(AFP) – Sep 23, 2008
YANGON (AFP) — Myanmar's military government will release more than 9,000 prisoners so they can take part in elections promised by the ruling generals for 2010, state media announced Tuesday.
Official newspapers did not reveal if any of the nation's estimated 2,000 political detainees would be freed in the amnesty, but an opposition party spokesman said he heard four prominent political prisoners may be released.
The New Light of Myanmar newspaper said 9,002 prisoners would be released on Tuesday due to good conduct and "to enable them to serve the interests of the regions and ... the fair election to be held in 2010".
"Plans are being made for those serving prison terms to turn them into citizens to be able to participate in building a new nation," the paper added.
The United Nations has urged the regime to free all political prisoners, the most famous of whom is democracy leader Aung San Suu Kyi. She has been detained for most of the last 19 years.
A spokesman from her National League for Democracy (NLD) said similar amnesties in the past had not included political prisoners but noted that a few NLD supporters may have been freed on Tuesday.

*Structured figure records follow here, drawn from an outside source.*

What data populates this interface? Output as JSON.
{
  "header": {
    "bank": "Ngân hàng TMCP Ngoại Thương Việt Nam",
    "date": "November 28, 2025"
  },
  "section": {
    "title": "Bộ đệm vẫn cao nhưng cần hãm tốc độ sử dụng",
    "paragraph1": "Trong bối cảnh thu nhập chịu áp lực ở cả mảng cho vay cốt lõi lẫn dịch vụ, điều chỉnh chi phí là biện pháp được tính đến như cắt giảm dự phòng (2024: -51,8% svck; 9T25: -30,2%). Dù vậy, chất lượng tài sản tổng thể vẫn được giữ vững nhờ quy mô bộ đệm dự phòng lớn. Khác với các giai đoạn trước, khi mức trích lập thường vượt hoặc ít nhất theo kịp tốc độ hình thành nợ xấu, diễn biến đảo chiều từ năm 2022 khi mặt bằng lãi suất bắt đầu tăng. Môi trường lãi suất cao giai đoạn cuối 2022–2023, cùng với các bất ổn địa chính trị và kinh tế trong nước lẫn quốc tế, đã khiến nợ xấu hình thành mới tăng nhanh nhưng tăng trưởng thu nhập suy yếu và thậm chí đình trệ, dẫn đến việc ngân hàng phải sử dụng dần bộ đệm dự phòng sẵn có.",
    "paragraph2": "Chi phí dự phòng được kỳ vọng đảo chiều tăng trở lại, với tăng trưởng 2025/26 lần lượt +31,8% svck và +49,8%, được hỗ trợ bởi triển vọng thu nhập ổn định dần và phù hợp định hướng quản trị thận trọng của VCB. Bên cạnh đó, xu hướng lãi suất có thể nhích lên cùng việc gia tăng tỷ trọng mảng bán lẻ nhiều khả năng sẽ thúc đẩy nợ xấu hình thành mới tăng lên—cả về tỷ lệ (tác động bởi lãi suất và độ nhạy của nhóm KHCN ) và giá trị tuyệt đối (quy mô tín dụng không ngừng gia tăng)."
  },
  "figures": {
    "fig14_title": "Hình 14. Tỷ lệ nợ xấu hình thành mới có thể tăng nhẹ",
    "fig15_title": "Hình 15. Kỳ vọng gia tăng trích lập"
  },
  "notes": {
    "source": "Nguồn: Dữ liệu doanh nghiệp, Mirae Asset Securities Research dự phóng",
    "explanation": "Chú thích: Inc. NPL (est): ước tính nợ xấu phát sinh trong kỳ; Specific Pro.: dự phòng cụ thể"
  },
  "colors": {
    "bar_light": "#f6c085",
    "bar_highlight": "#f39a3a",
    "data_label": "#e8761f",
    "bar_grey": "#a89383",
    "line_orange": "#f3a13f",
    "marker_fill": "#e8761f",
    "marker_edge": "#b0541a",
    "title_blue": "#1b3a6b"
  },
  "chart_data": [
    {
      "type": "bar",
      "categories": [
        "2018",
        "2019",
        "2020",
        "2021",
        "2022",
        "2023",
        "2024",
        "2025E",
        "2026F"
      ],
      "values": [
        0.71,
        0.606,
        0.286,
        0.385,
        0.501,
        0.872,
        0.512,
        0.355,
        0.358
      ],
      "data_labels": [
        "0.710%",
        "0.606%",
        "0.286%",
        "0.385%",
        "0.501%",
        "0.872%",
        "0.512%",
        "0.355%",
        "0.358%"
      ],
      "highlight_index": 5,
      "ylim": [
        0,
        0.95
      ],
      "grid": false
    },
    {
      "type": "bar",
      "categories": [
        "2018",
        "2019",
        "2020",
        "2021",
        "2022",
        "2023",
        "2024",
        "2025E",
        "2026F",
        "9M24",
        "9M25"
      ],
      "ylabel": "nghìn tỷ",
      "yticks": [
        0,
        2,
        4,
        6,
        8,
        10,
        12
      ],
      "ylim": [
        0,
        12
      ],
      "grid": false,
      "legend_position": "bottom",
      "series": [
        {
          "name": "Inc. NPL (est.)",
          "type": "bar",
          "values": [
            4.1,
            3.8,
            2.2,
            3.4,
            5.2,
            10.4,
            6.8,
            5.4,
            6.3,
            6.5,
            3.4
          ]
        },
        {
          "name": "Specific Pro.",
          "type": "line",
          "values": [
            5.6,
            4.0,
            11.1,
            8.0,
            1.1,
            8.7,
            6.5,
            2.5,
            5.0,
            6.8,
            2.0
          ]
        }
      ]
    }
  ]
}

"We heard that four prominent political prisoners including Win Tin were released. But so far we haven't got any confirmation. We are trying to confirm this with their family members," Nyan Win told AFP.
Win Tin, a 78-year-old journalist, is the country's longest-serving political prisoner and has been detained since 1989. His friend Maung Maung Khin said they were waiting hopefully for any news of his freedom.
United Nations human rights envoy to Myanmar Tomas Ojea Quintana met with Win Tin and other prominent political prisoners inside the notorious Insein Prison when he visited the country in August.
They included Buddhist monk Gambira, who helped lead massive anti-government protests in September last year.
About 700 of the 2,000 political prisoners that human rights groups say are currently behind bars were arrested during those demonstrations, which the regime quashed a year ago this week.
The UN has said at least 31 people were killed during the crackdown, and security has been tight in Yangon during the anniversary of the violence.
Myanmar's military government has said it will hold multi-party elections in 2010, but critics say the polls are just a way for the generals to solidify and legitimise their power.